Valor: Os Brics, por sinal, anunciaram uma expansão.

Roubini: Mesmo antes da expansão, os Brics eram uma mistura de países bem diferentes. Alguns são democracias. Outros são autocracias. Alguns são exportadores de commodities. Outros são importadores. Alguns têm tido crescimento fraco. Outros, como a Índia, crescem bastante. Alguns são rivais do Ocidente, outros são amigos ou estão em cima do muro. Nem mesmo os cinco originais concordam em qualquer coisa. A China quer dominar os Brics, enquanto a Índia é rival da China. Esses dois países têm disputa territorial que pode até levar à guerra. Imagine somando Arábia Saudita, Emirados Árabes Unidos, Turquia, Argentina. Pelo menos o G7 é coeso, com suas democracias liberais ocidentais. Sim, o Sul Global está ficando mais importante. Mas penso que cada um desses países vai projetar poder e influência por conta própria. A ideia de que vão enfrentar coletivamente o Ocidente, acho um pouco inverossímil.

Valor: O sr. diz que os ativos se tornarão instáveis e perigosos. E que o equilíbrio entre títulos e ações terá que mudar. Existem portos seguros para o investimento?

Roubini: Existem alguns. Não é como se tudo fosse perder valor. No mundo da inflação alta, não é boa ideia ter rendimentos fixos de longa duração, cujo valor vai cair à medida que a inflação aumenta. Se você quiser ter títulos do governo, deve optar pelos de curto prazo ou atrelados à inflação. O ouro deve se valorizar. O preço de metais usados na transição verde vai subir, porque o aumento da oferta não vai acompanhar o da demanda, devido à regulamentação, incluindo a ambiental. Quem quiser entrar no mercado de ações terá de escolher os países e mercados certos. A China se tornará menos atraente. A Índia em ascensão poderá ser melhor. Os EUA ainda estão na vanguarda de muitas das tecnologias e indústrias do futuro.

Valor: Os investimentos em infraestrutura serão arriscados?

Roubini: Precisamos de muito mais infraestrutura. Mas se investirmos em imóveis, tem que ser naqueles que sejam resilientes à mudança climática; 40% das pessoas vivem perto da água, e o aumento do nível do mar implica que em muitas partes do mundo estarão debaixo d’água. Também há problemas com secas e incêndios florestais ou furacões e tufões. É preciso procurar partes do mundo que sejam ambientalmente seguras. É um mundo diferente, no qual não basta dividir os investimentos entre títulos e ações. É preciso ser mais sutil para proteger o valor dos inúmeros riscos.

Valor: O sr. diz que é preciso submeter os interesses individuais ao bem comum. Como seria isso?

Roubini: Antes de tudo, os sistemas políticos têm de ter líderes menos preocupados em ser reeleitos em curto prazo, portanto capazes de pensar no bem comum. Depois, esses líderes têm que estar dispostos a superar a divisão geopolítica para cooperar globalmente e resolver os problemas que não podem ser tratados domesticamente.

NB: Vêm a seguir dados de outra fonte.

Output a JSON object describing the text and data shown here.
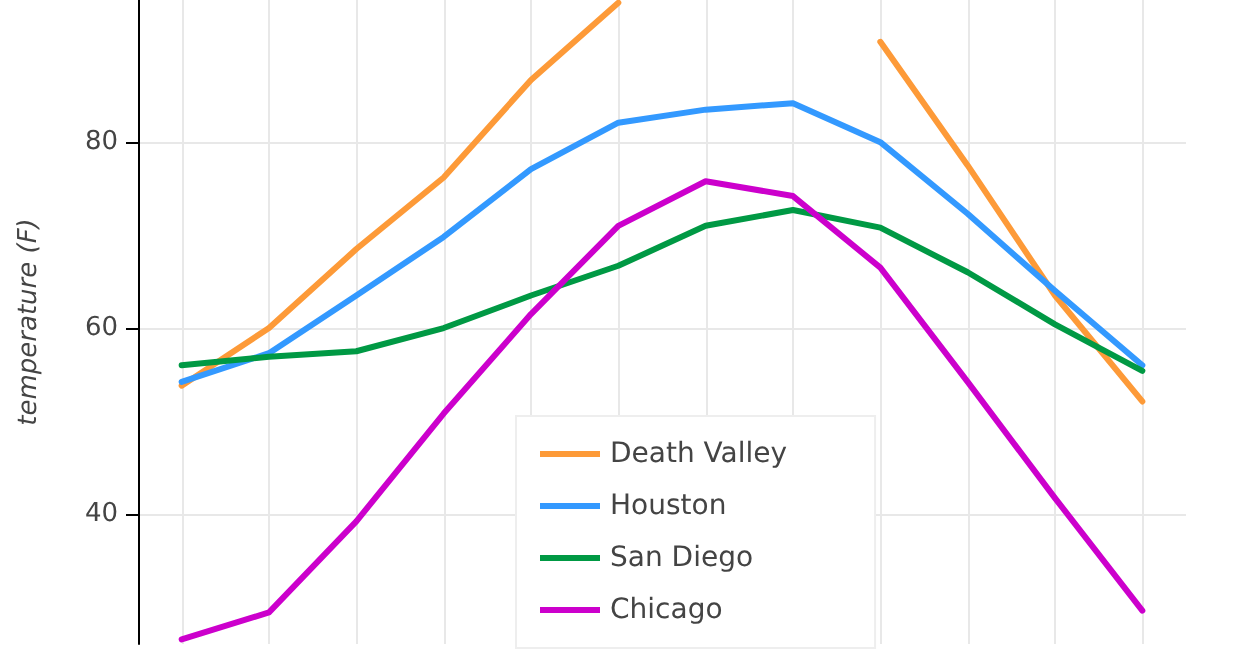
{
  "chart_data": {
    "type": "line",
    "ylabel": "temperature (F)",
    "categories": [
      null,
      null,
      null,
      null,
      null,
      null,
      null,
      null,
      null,
      null,
      null,
      null
    ],
    "ylim": [
      26,
      95.3
    ],
    "yticks": [
      40,
      60,
      80
    ],
    "series": [
      {
        "name": "Death Valley",
        "color": "#fd9a38",
        "values": [
          53.8,
          60,
          68.5,
          76.2,
          86.7,
          95,
          null,
          null,
          90.8,
          77.5,
          63.5,
          52.1
        ]
      },
      {
        "name": "Houston",
        "color": "#3399ff",
        "values": [
          54.2,
          57.3,
          63.5,
          69.8,
          77.1,
          82.1,
          83.5,
          84.2,
          80,
          72.3,
          64,
          56
        ]
      },
      {
        "name": "San Diego",
        "color": "#009944",
        "values": [
          56,
          56.9,
          57.5,
          60,
          63.5,
          66.7,
          71,
          72.7,
          70.8,
          66,
          60.4,
          55.4
        ]
      },
      {
        "name": "Chicago",
        "color": "#cc00cc",
        "values": [
          26.5,
          29.4,
          39.2,
          50.8,
          61.5,
          71,
          75.8,
          74.2,
          66.5,
          54.2,
          41.7,
          29.6
        ]
      }
    ],
    "grid": true,
    "legend": "bottom",
    "marker": "none",
    "line_style": "solid"
  }
}
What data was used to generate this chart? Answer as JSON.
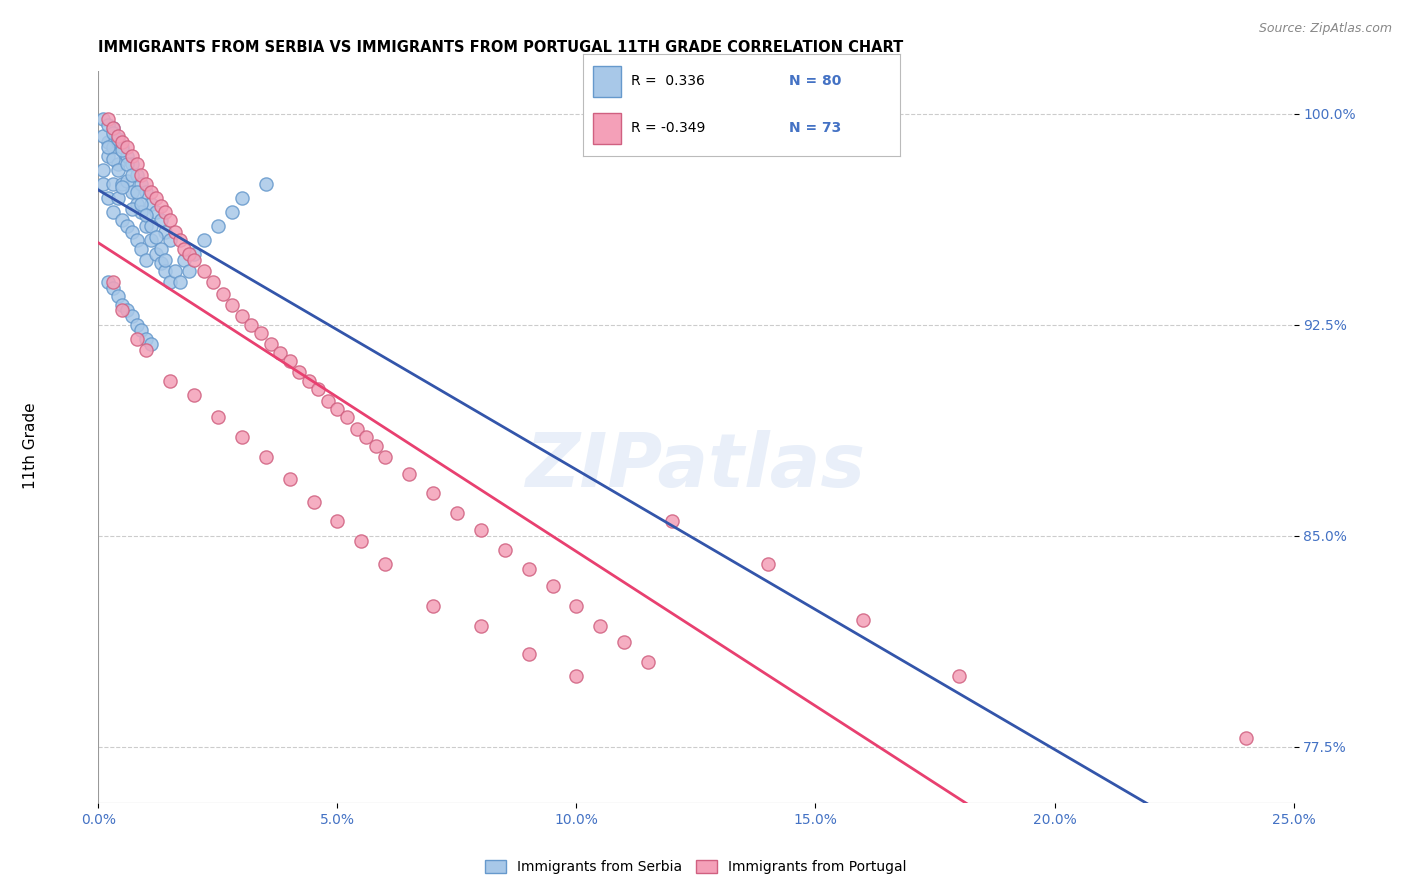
{
  "title": "IMMIGRANTS FROM SERBIA VS IMMIGRANTS FROM PORTUGAL 11TH GRADE CORRELATION CHART",
  "source": "Source: ZipAtlas.com",
  "ylabel": "11th Grade",
  "serbia_color": "#A8C8E8",
  "serbia_edge": "#6699CC",
  "portugal_color": "#F4A0B8",
  "portugal_edge": "#D06080",
  "serbia_line_color": "#3355AA",
  "portugal_line_color": "#E84070",
  "watermark": "ZIPatlas",
  "legend_R_serbia": "R =  0.336",
  "legend_N_serbia": "N = 80",
  "legend_R_portugal": "R = -0.349",
  "legend_N_portugal": "N = 73",
  "xlim": [
    0.0,
    0.25
  ],
  "ylim": [
    0.755,
    1.015
  ],
  "serbia_x": [
    0.001,
    0.001,
    0.002,
    0.002,
    0.002,
    0.003,
    0.003,
    0.003,
    0.003,
    0.004,
    0.004,
    0.004,
    0.005,
    0.005,
    0.005,
    0.006,
    0.006,
    0.006,
    0.007,
    0.007,
    0.007,
    0.008,
    0.008,
    0.008,
    0.009,
    0.009,
    0.009,
    0.01,
    0.01,
    0.01,
    0.011,
    0.011,
    0.012,
    0.012,
    0.013,
    0.013,
    0.014,
    0.014,
    0.015,
    0.015,
    0.001,
    0.001,
    0.002,
    0.002,
    0.003,
    0.003,
    0.004,
    0.004,
    0.005,
    0.005,
    0.006,
    0.007,
    0.007,
    0.008,
    0.009,
    0.01,
    0.011,
    0.012,
    0.013,
    0.014,
    0.002,
    0.003,
    0.004,
    0.005,
    0.006,
    0.007,
    0.008,
    0.009,
    0.01,
    0.011,
    0.016,
    0.017,
    0.018,
    0.019,
    0.02,
    0.022,
    0.025,
    0.028,
    0.03,
    0.035
  ],
  "serbia_y": [
    0.98,
    0.975,
    0.99,
    0.985,
    0.97,
    0.995,
    0.988,
    0.975,
    0.965,
    0.99,
    0.982,
    0.97,
    0.988,
    0.975,
    0.962,
    0.985,
    0.976,
    0.96,
    0.982,
    0.972,
    0.958,
    0.978,
    0.968,
    0.955,
    0.975,
    0.965,
    0.952,
    0.972,
    0.96,
    0.948,
    0.968,
    0.955,
    0.965,
    0.95,
    0.962,
    0.947,
    0.958,
    0.944,
    0.955,
    0.94,
    0.998,
    0.992,
    0.996,
    0.988,
    0.993,
    0.984,
    0.991,
    0.98,
    0.987,
    0.974,
    0.982,
    0.978,
    0.966,
    0.972,
    0.968,
    0.964,
    0.96,
    0.956,
    0.952,
    0.948,
    0.94,
    0.938,
    0.935,
    0.932,
    0.93,
    0.928,
    0.925,
    0.923,
    0.92,
    0.918,
    0.944,
    0.94,
    0.948,
    0.944,
    0.95,
    0.955,
    0.96,
    0.965,
    0.97,
    0.975
  ],
  "portugal_x": [
    0.002,
    0.003,
    0.004,
    0.005,
    0.006,
    0.007,
    0.008,
    0.009,
    0.01,
    0.011,
    0.012,
    0.013,
    0.014,
    0.015,
    0.016,
    0.017,
    0.018,
    0.019,
    0.02,
    0.022,
    0.024,
    0.026,
    0.028,
    0.03,
    0.032,
    0.034,
    0.036,
    0.038,
    0.04,
    0.042,
    0.044,
    0.046,
    0.048,
    0.05,
    0.052,
    0.054,
    0.056,
    0.058,
    0.06,
    0.065,
    0.07,
    0.075,
    0.08,
    0.085,
    0.09,
    0.095,
    0.1,
    0.105,
    0.11,
    0.115,
    0.003,
    0.005,
    0.008,
    0.01,
    0.015,
    0.02,
    0.025,
    0.03,
    0.035,
    0.04,
    0.045,
    0.05,
    0.055,
    0.06,
    0.07,
    0.08,
    0.09,
    0.1,
    0.12,
    0.14,
    0.16,
    0.18,
    0.24
  ],
  "portugal_y": [
    0.998,
    0.995,
    0.992,
    0.99,
    0.988,
    0.985,
    0.982,
    0.978,
    0.975,
    0.972,
    0.97,
    0.967,
    0.965,
    0.962,
    0.958,
    0.955,
    0.952,
    0.95,
    0.948,
    0.944,
    0.94,
    0.936,
    0.932,
    0.928,
    0.925,
    0.922,
    0.918,
    0.915,
    0.912,
    0.908,
    0.905,
    0.902,
    0.898,
    0.895,
    0.892,
    0.888,
    0.885,
    0.882,
    0.878,
    0.872,
    0.865,
    0.858,
    0.852,
    0.845,
    0.838,
    0.832,
    0.825,
    0.818,
    0.812,
    0.805,
    0.94,
    0.93,
    0.92,
    0.916,
    0.905,
    0.9,
    0.892,
    0.885,
    0.878,
    0.87,
    0.862,
    0.855,
    0.848,
    0.84,
    0.825,
    0.818,
    0.808,
    0.8,
    0.855,
    0.84,
    0.82,
    0.8,
    0.778
  ]
}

Terceiro, os jovens se preocupam mais com essas questões, a começar pela mudança climática, porque uma criança nascida hoje poderá viver até os 100 anos, enquanto os mais velhos não existirão quando o planeta estiver destruído. Espero que os mais jovens estejam na vanguarda dos movimentos que incitem os tomadores de decisão a fazer a coisa certa.

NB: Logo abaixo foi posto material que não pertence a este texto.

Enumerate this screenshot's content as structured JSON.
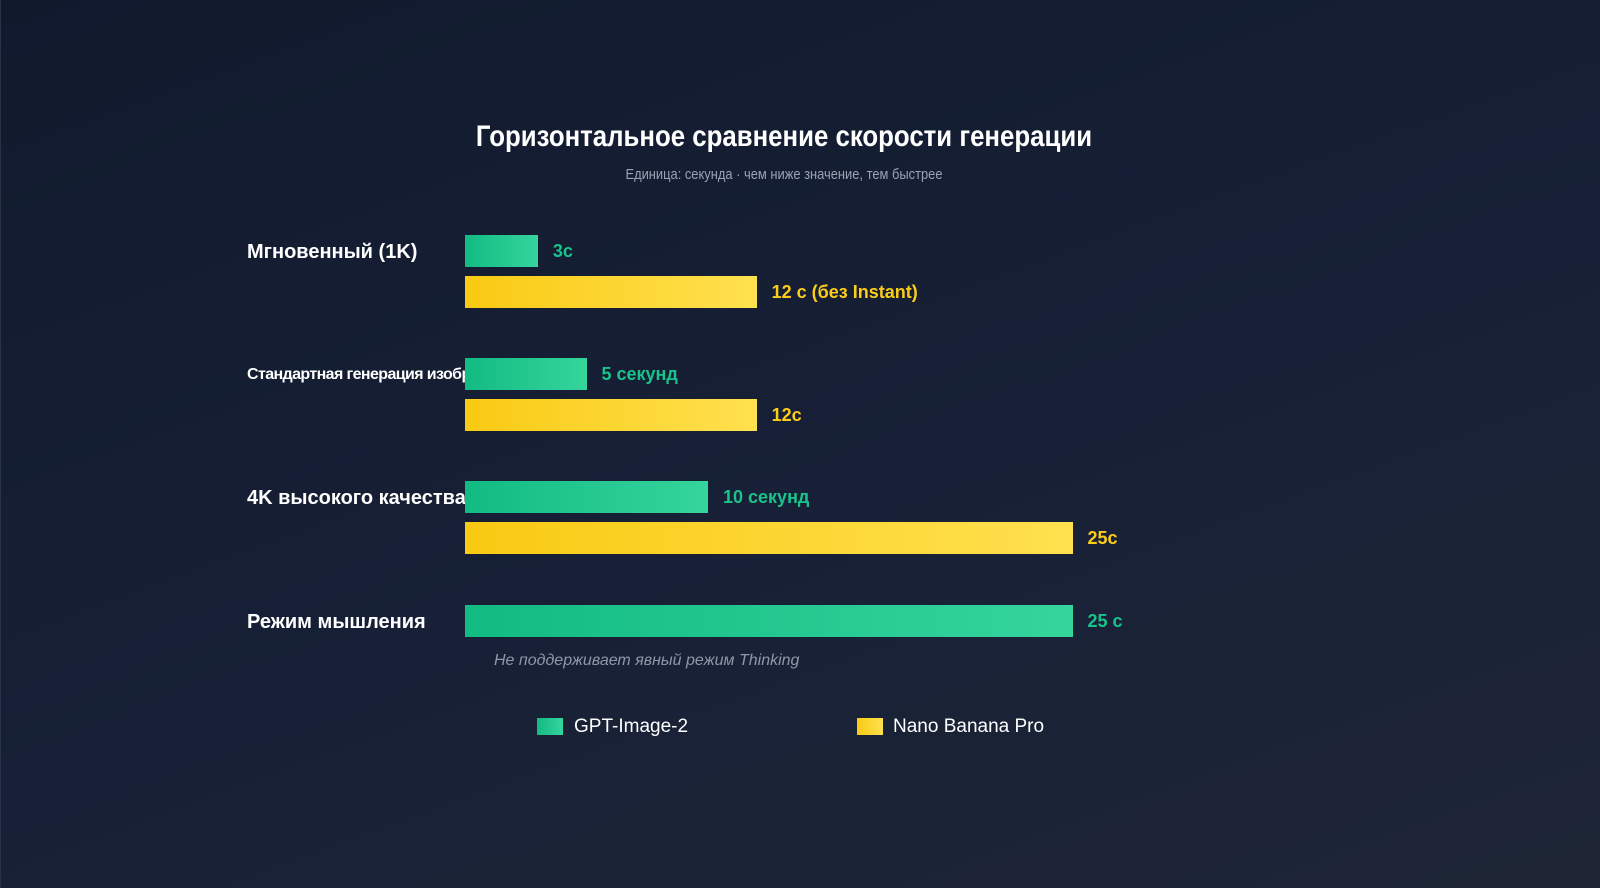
{
  "chart_data": {
    "type": "bar",
    "orientation": "horizontal",
    "title": "Горизонтальное сравнение скорости генерации",
    "subtitle": "Единица: секунда · чем ниже значение, тем быстрее",
    "categories": [
      "Мгновенный (1K)",
      "Стандартная генерация изображений",
      "4K высокого качества",
      "Режим мышления"
    ],
    "series": [
      {
        "name": "GPT-Image-2",
        "color": "#1fc98f",
        "values": [
          3,
          5,
          10,
          25
        ],
        "labels": [
          "3с",
          "5 секунд",
          "10 секунд",
          "25 с"
        ]
      },
      {
        "name": "Nano Banana Pro",
        "color": "#fcd227",
        "values": [
          12,
          12,
          25,
          null
        ],
        "labels": [
          "12 с (без Instant)",
          "12с",
          "25с",
          null
        ]
      }
    ],
    "annotations": [
      "Не поддерживает явный режим Thinking"
    ],
    "legend_position": "bottom",
    "grid": false,
    "xlim": [
      0,
      25
    ]
  }
}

Valor: Quando o sr. escreveu, a guerra na Ucrânia estava começando. Agora, se estende. Pode acelerar as mega-ameaças?

Roubini: Os riscos geopolíticos estão aumentando. Essa guerra está ficando mais quente. Pode envolver a Otan, pode tornar-se não convencional. A guerra fria entre os EUA e a China está ficando menos fria e não é mais questão de se, e sim quando haverá um confronto em torno de Taiwan. A Coreia do Norte continua a lançar foguetes. O Irã está prestes a se tornar uma potência nuclear, o que acende o sinal vermelho em Israel, que pode atacar. Os conflitos do passado foram muitos, mas todos convencionais. Hoje, se houver guerra entre os EUA e a China, não será convencional. Essa é uma mudança severa. Com a IA, as armas estão se tornando quase autônomas. Eu me preocupo com o futuro, não só da economia global, mas da nossa espécie. A ameaça do inverno nuclear, a mudança climática, uma pandemia mais grave. Até mesmo o risco de que a IA nos torne obsoletos. O livro é um chamado à ação para pararmos de ser zumbis, enfiando a cabeça na areia como avestruzes.